Slowly, Paul Brennan has been nudging his way into our consciousness as a singer-songwriter who doesn’t wallow in a drab morass of self-pity, and as a purveyor of simple, old-fashioned tuneful songs, who doesn’t turn this conservatism inwards in an endless spiral of dead rock traditionalism and tedious hardware worship. It’s a bit odd that Brennan, a man who pens hummable melodies with straightforwardly emotional lyrics with solid, unfrilly arrangements should be such a rarity. Perhaps just singing a song, like telling a joke, is much harder than it looks.
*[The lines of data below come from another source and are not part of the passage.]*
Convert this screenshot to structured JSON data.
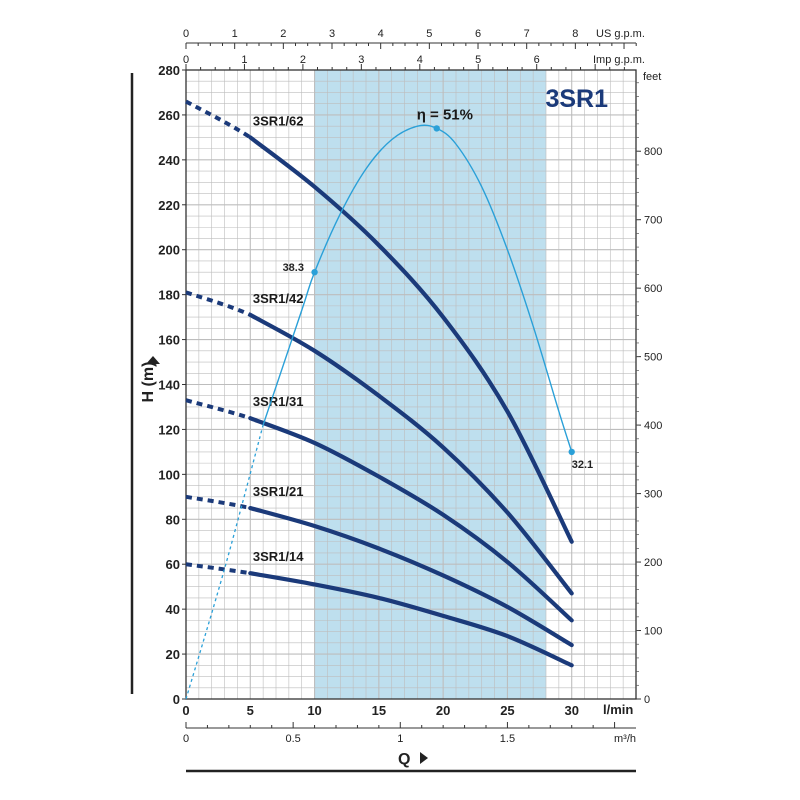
{
  "chart_data": {
    "type": "line",
    "title": "3SR1",
    "colors": {
      "curve": "#1b3a7a",
      "efficiency": "#2aa0d8",
      "band": "#a8d4e8",
      "grid": "#bdbdbd"
    },
    "xlabel": "Q",
    "ylabel": "H (m)",
    "x_unit": "l/min",
    "x_unit_m3h": "m³/h",
    "x_unit_us": "US g.p.m.",
    "x_unit_imp": "Imp g.p.m.",
    "y_unit_right": "feet",
    "xlim": [
      0,
      35
    ],
    "ylim": [
      0,
      280
    ],
    "x_ticks": [
      "0",
      "5",
      "10",
      "15",
      "20",
      "25",
      "30"
    ],
    "x_ticks_m3h": [
      "0",
      "0.5",
      "1",
      "1.5"
    ],
    "x_ticks_us": [
      "0",
      "1",
      "2",
      "3",
      "4",
      "5",
      "6",
      "7",
      "8"
    ],
    "x_ticks_imp": [
      "0",
      "1",
      "2",
      "3",
      "4",
      "5",
      "6"
    ],
    "y_ticks": [
      "0",
      "20",
      "40",
      "60",
      "80",
      "100",
      "120",
      "140",
      "160",
      "180",
      "200",
      "220",
      "240",
      "260",
      "280"
    ],
    "y_ticks_feet": [
      "0",
      "100",
      "200",
      "300",
      "400",
      "500",
      "600",
      "700",
      "800"
    ],
    "recommended_range": [
      10,
      28
    ],
    "grid": true,
    "series": [
      {
        "name": "3SR1/62",
        "dashed_x": [
          0,
          5
        ],
        "x": [
          0,
          5,
          10,
          15,
          20,
          25,
          30
        ],
        "y": [
          266,
          250,
          228,
          202,
          170,
          128,
          70
        ]
      },
      {
        "name": "3SR1/42",
        "dashed_x": [
          0,
          5
        ],
        "x": [
          0,
          5,
          10,
          15,
          20,
          25,
          30
        ],
        "y": [
          181,
          171,
          155,
          135,
          112,
          83,
          47
        ]
      },
      {
        "name": "3SR1/31",
        "dashed_x": [
          0,
          5
        ],
        "x": [
          0,
          5,
          10,
          15,
          20,
          25,
          30
        ],
        "y": [
          133,
          125,
          114,
          99,
          82,
          61,
          35
        ]
      },
      {
        "name": "3SR1/21",
        "dashed_x": [
          0,
          5
        ],
        "x": [
          0,
          5,
          10,
          15,
          20,
          25,
          30
        ],
        "y": [
          90,
          85,
          77,
          67,
          55,
          41,
          24
        ]
      },
      {
        "name": "3SR1/14",
        "dashed_x": [
          0,
          5
        ],
        "x": [
          0,
          5,
          10,
          15,
          20,
          25,
          30
        ],
        "y": [
          60,
          56,
          51,
          45,
          37,
          28,
          15
        ]
      }
    ],
    "efficiency": {
      "label": "η = 51%",
      "x": [
        0,
        3,
        6,
        9,
        10,
        12,
        14,
        16,
        18,
        19.5,
        21,
        23,
        25,
        27,
        29,
        30
      ],
      "y": [
        0,
        58,
        122,
        173,
        190,
        216,
        236,
        249,
        255,
        254,
        247,
        228,
        200,
        166,
        128,
        110
      ],
      "points": [
        {
          "x": 10,
          "y": 190,
          "label": "38.3"
        },
        {
          "x": 19.5,
          "y": 254,
          "label": ""
        },
        {
          "x": 30,
          "y": 110,
          "label": "32.1"
        }
      ]
    }
  }
}
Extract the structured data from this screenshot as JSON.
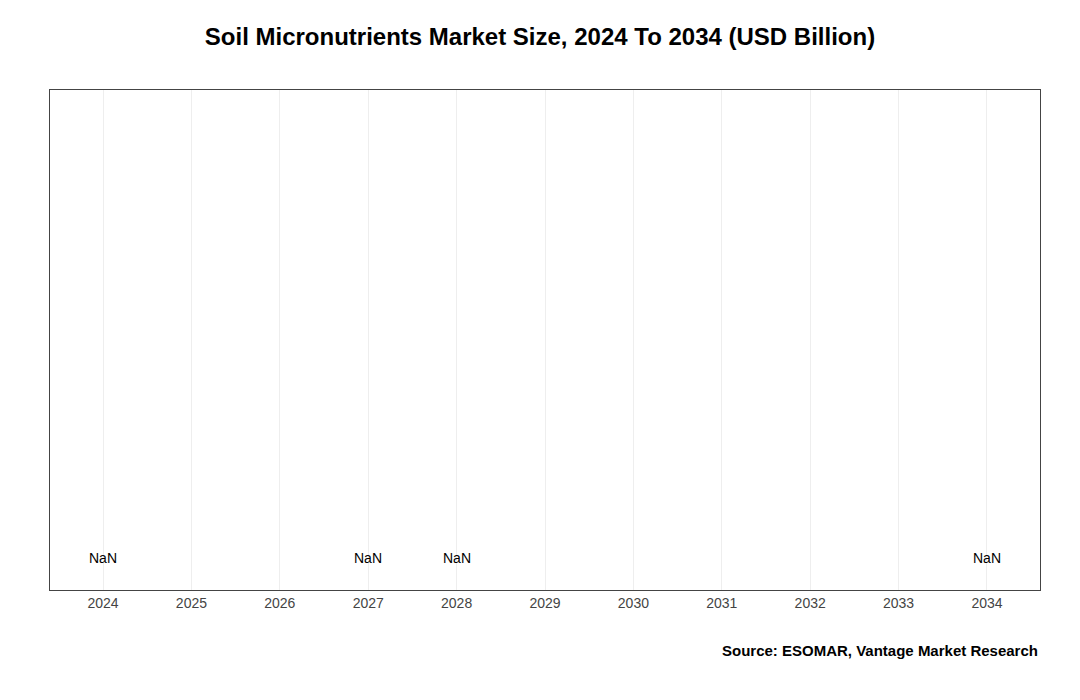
{
  "chart_data": {
    "type": "bar",
    "title": "Soil Micronutrients Market Size, 2024 To 2034 (USD Billion)",
    "x": [
      2024,
      2025,
      2026,
      2027,
      2028,
      2029,
      2030,
      2031,
      2032,
      2033,
      2034
    ],
    "values": [
      null,
      null,
      null,
      null,
      null,
      null,
      null,
      null,
      null,
      null,
      null
    ],
    "xlim": [
      2023.4,
      2034.6
    ],
    "xticks": [
      2024,
      2025,
      2026,
      2027,
      2028,
      2029,
      2030,
      2031,
      2032,
      2033,
      2034
    ],
    "ylim": [
      0,
      1
    ],
    "tick_labels": "x",
    "grid": true,
    "annotations": [
      {
        "x": 2024,
        "text": "NaN"
      },
      {
        "x": 2027,
        "text": "NaN"
      },
      {
        "x": 2028,
        "text": "NaN"
      },
      {
        "x": 2034,
        "text": "NaN"
      },
      {
        "text": "Source: ESOMAR, Vantage Market Research"
      }
    ]
  }
}
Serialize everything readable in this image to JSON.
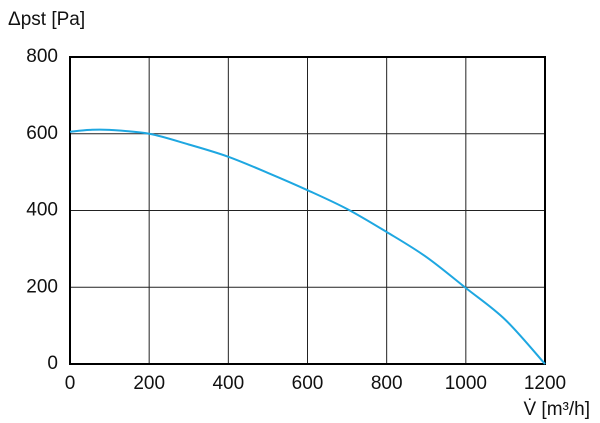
{
  "chart_data": {
    "type": "line",
    "y_label": "Δpst [Pa]",
    "x_label": "V̇ [m³/h]",
    "x": [
      0,
      50,
      100,
      200,
      300,
      400,
      500,
      600,
      700,
      800,
      900,
      1000,
      1100,
      1200
    ],
    "values": [
      605,
      610,
      610,
      600,
      572,
      540,
      498,
      453,
      404,
      344,
      279,
      198,
      115,
      0
    ],
    "color": "#1ea7e1",
    "xlim": [
      0,
      1200
    ],
    "xticks": [
      0,
      200,
      400,
      600,
      800,
      1000,
      1200
    ],
    "ylim": [
      0,
      800
    ],
    "yticks": [
      0,
      200,
      400,
      600,
      800
    ],
    "grid": true
  }
}
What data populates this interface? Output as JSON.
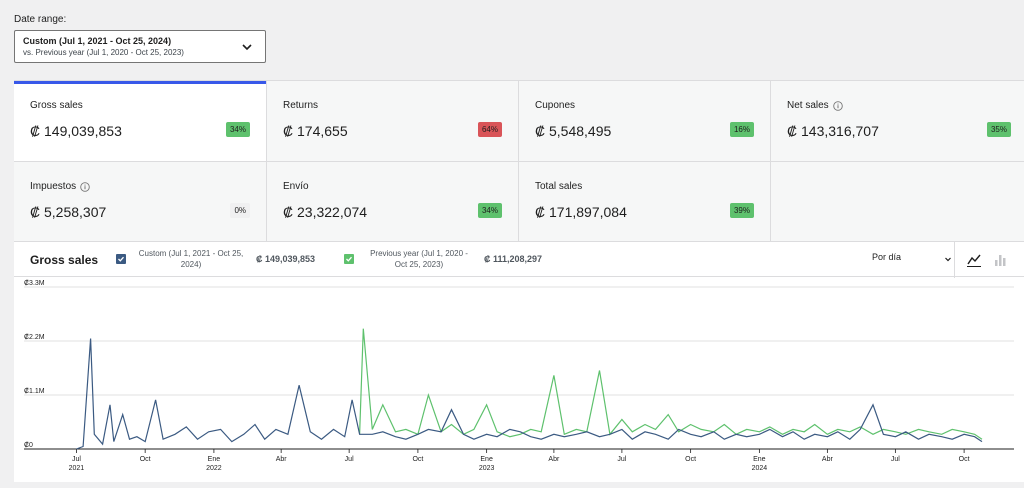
{
  "date_range": {
    "label": "Date range:",
    "primary": "Custom (Jul 1, 2021 - Oct 25, 2024)",
    "secondary": "vs. Previous year (Jul 1, 2020 - Oct 25, 2023)"
  },
  "cards": [
    {
      "label": "Gross sales",
      "value": "₡ 149,039,853",
      "change": "34%",
      "tone": "green",
      "active": true,
      "info": false
    },
    {
      "label": "Returns",
      "value": "₡ 174,655",
      "change": "64%",
      "tone": "red",
      "active": false,
      "info": false
    },
    {
      "label": "Cupones",
      "value": "₡ 5,548,495",
      "change": "16%",
      "tone": "green",
      "active": false,
      "info": false
    },
    {
      "label": "Net sales",
      "value": "₡ 143,316,707",
      "change": "35%",
      "tone": "green",
      "active": false,
      "info": true
    },
    {
      "label": "Impuestos",
      "value": "₡ 5,258,307",
      "change": "0%",
      "tone": "neutral",
      "active": false,
      "info": true
    },
    {
      "label": "Envío",
      "value": "₡ 23,322,074",
      "change": "34%",
      "tone": "green",
      "active": false,
      "info": false
    },
    {
      "label": "Total sales",
      "value": "₡ 171,897,084",
      "change": "39%",
      "tone": "green",
      "active": false,
      "info": false
    }
  ],
  "chart_header": {
    "title": "Gross sales",
    "legend": [
      {
        "label": "Custom (Jul 1, 2021 - Oct 25, 2024)",
        "total": "₡ 149,039,853",
        "color": "#3b5a82"
      },
      {
        "label": "Previous year (Jul 1, 2020 - Oct 25, 2023)",
        "total": "₡ 111,208,297",
        "color": "#5ec16d"
      }
    ],
    "interval": "Por día"
  },
  "colors": {
    "accent": "#3858e9",
    "current": "#3b5a82",
    "previous": "#5ec16d",
    "positive": "#5ec16d",
    "negative": "#d95458"
  },
  "icons": [
    "chevron-down-icon",
    "info-icon",
    "check-icon",
    "line-chart-icon",
    "bar-chart-icon"
  ],
  "chart_data": {
    "type": "line",
    "yticks": [
      "₡3.3M",
      "₡2.2M",
      "₡1.1M",
      "₡0"
    ],
    "xticks": [
      {
        "label": "Jul",
        "sub": "2021"
      },
      {
        "label": "Oct",
        "sub": ""
      },
      {
        "label": "Ene",
        "sub": "2022"
      },
      {
        "label": "Abr",
        "sub": ""
      },
      {
        "label": "Jul",
        "sub": ""
      },
      {
        "label": "Oct",
        "sub": ""
      },
      {
        "label": "Ene",
        "sub": "2023"
      },
      {
        "label": "Abr",
        "sub": ""
      },
      {
        "label": "Jul",
        "sub": ""
      },
      {
        "label": "Oct",
        "sub": ""
      },
      {
        "label": "Ene",
        "sub": "2024"
      },
      {
        "label": "Abr",
        "sub": ""
      },
      {
        "label": "Jul",
        "sub": ""
      },
      {
        "label": "Oct",
        "sub": ""
      }
    ],
    "ylim": [
      0,
      3300000
    ],
    "series": [
      {
        "name": "Custom (Jul 1, 2021 - Oct 25, 2024)",
        "color": "#3b5a82",
        "x": [
          "2021-07-01",
          "2021-07-10",
          "2021-07-20",
          "2021-07-25",
          "2021-08-05",
          "2021-08-15",
          "2021-08-20",
          "2021-09-01",
          "2021-09-10",
          "2021-09-20",
          "2021-10-01",
          "2021-10-15",
          "2021-10-25",
          "2021-11-10",
          "2021-11-25",
          "2021-12-10",
          "2021-12-25",
          "2022-01-10",
          "2022-01-25",
          "2022-02-10",
          "2022-02-25",
          "2022-03-10",
          "2022-03-25",
          "2022-04-10",
          "2022-04-25",
          "2022-05-10",
          "2022-05-25",
          "2022-06-10",
          "2022-06-25",
          "2022-07-05",
          "2022-07-15",
          "2022-08-01",
          "2022-08-15",
          "2022-09-01",
          "2022-09-15",
          "2022-10-01",
          "2022-10-15",
          "2022-11-01",
          "2022-11-15",
          "2022-12-01",
          "2022-12-15",
          "2023-01-01",
          "2023-01-15",
          "2023-02-01",
          "2023-02-15",
          "2023-03-01",
          "2023-03-15",
          "2023-04-01",
          "2023-04-15",
          "2023-05-01",
          "2023-05-15",
          "2023-06-01",
          "2023-06-15",
          "2023-07-01",
          "2023-07-15",
          "2023-08-01",
          "2023-08-15",
          "2023-09-01",
          "2023-09-15",
          "2023-10-01",
          "2023-10-15",
          "2023-11-01",
          "2023-11-15",
          "2023-12-01",
          "2023-12-15",
          "2024-01-01",
          "2024-01-15",
          "2024-02-01",
          "2024-02-15",
          "2024-03-01",
          "2024-03-15",
          "2024-04-01",
          "2024-04-15",
          "2024-05-01",
          "2024-05-15",
          "2024-06-01",
          "2024-06-15",
          "2024-07-01",
          "2024-07-15",
          "2024-08-01",
          "2024-08-15",
          "2024-09-01",
          "2024-09-15",
          "2024-10-01",
          "2024-10-15",
          "2024-10-25"
        ],
        "values": [
          0,
          50000,
          2250000,
          300000,
          100000,
          900000,
          150000,
          700000,
          200000,
          250000,
          150000,
          1000000,
          200000,
          300000,
          450000,
          200000,
          350000,
          400000,
          150000,
          300000,
          500000,
          200000,
          400000,
          300000,
          1300000,
          350000,
          200000,
          400000,
          250000,
          1000000,
          300000,
          300000,
          350000,
          250000,
          200000,
          300000,
          400000,
          350000,
          800000,
          300000,
          200000,
          300000,
          250000,
          400000,
          350000,
          250000,
          200000,
          300000,
          250000,
          300000,
          350000,
          250000,
          300000,
          400000,
          200000,
          350000,
          300000,
          200000,
          400000,
          300000,
          250000,
          350000,
          200000,
          300000,
          250000,
          300000,
          400000,
          250000,
          350000,
          200000,
          300000,
          250000,
          350000,
          200000,
          400000,
          900000,
          300000,
          250000,
          350000,
          200000,
          300000,
          250000,
          200000,
          300000,
          250000,
          150000
        ]
      },
      {
        "name": "Previous year (Jul 1, 2020 - Oct 25, 2023)",
        "color": "#5ec16d",
        "x": [
          "2022-07-15",
          "2022-07-20",
          "2022-08-01",
          "2022-08-15",
          "2022-09-01",
          "2022-09-15",
          "2022-10-01",
          "2022-10-15",
          "2022-11-01",
          "2022-11-15",
          "2022-12-01",
          "2022-12-15",
          "2023-01-01",
          "2023-01-15",
          "2023-02-01",
          "2023-02-15",
          "2023-03-01",
          "2023-03-15",
          "2023-04-01",
          "2023-04-15",
          "2023-05-01",
          "2023-05-15",
          "2023-06-01",
          "2023-06-15",
          "2023-07-01",
          "2023-07-15",
          "2023-08-01",
          "2023-08-15",
          "2023-09-01",
          "2023-09-15",
          "2023-10-01",
          "2023-10-15",
          "2023-11-01",
          "2023-11-15",
          "2023-12-01",
          "2023-12-15",
          "2024-01-01",
          "2024-01-15",
          "2024-02-01",
          "2024-02-15",
          "2024-03-01",
          "2024-03-15",
          "2024-04-01",
          "2024-04-15",
          "2024-05-01",
          "2024-05-15",
          "2024-06-01",
          "2024-06-15",
          "2024-07-01",
          "2024-07-15",
          "2024-08-01",
          "2024-08-15",
          "2024-09-01",
          "2024-09-15",
          "2024-10-01",
          "2024-10-15",
          "2024-10-25"
        ],
        "values": [
          300000,
          2450000,
          400000,
          900000,
          350000,
          400000,
          300000,
          1100000,
          350000,
          500000,
          300000,
          400000,
          900000,
          350000,
          250000,
          300000,
          400000,
          350000,
          1500000,
          300000,
          400000,
          350000,
          1600000,
          300000,
          600000,
          350000,
          500000,
          400000,
          700000,
          350000,
          500000,
          400000,
          350000,
          500000,
          300000,
          400000,
          350000,
          450000,
          300000,
          400000,
          350000,
          500000,
          300000,
          400000,
          350000,
          450000,
          300000,
          400000,
          350000,
          300000,
          400000,
          350000,
          300000,
          400000,
          350000,
          300000,
          200000
        ]
      }
    ]
  }
}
‘Just A Day’, it has to be said, wavers on the edge of being a joke, taking a potshot at the hollow consumerist centre of Christmas. This, of course, is nearly as much of a cliché as spraying fake snow in shop windows and Christmas Eve vomit in the gutters, but it doesn’t stop it being a valid point. What I like most about the song is not the easy 3/4 strumming, nor the damned catchy Ringo-simple vocal line, but the undercurrent of hope that saves the song from being an empty tirade. In the video, a drunken, angry Santa stumbles through the streets of Witney before collapsing in tears at a graveside, and it’s easy to see Brennan as the sad, sozzled conscience of Britain, perhaps taking the mantle that Paul Heaton seems to have let slip.
Brennan’s last single was ‘Dance Like Morrissey’, a jaunty indie cross between The Wonder Stuff and The Saw Doctors – the video to which saw him once again get twatted on spirits, incidentally – and some adept Googling found a discussion of the song on a Morrissey message board, where one listener had observed “you sound like Michael Stipe if he’d just been kicked in the mouth”. Not quite sure how they came to this conclusion, but one of Brennan’s strengths is that he doesn’t revel in the obfuscatory mystery of R.E.M.’s best lyrics and vocals, preferring to shoot straight for the heart – although perhaps when ‘Just A Day’ breaks down to a sleigh bell rhythm with the line “just hope you’re not alone” it’s a festive homage to ‘Everybody Hurts’ (or, at least, ‘Rock‘n’Roll Suicide’). This might not be the most sophisticated record of the year, but if you relish the idea of singing along to a great melody, and surreptitiously wiping a tear away as you hoist your 11th gin of the evening, Paul Brennan will be a name to watch out for in 2014.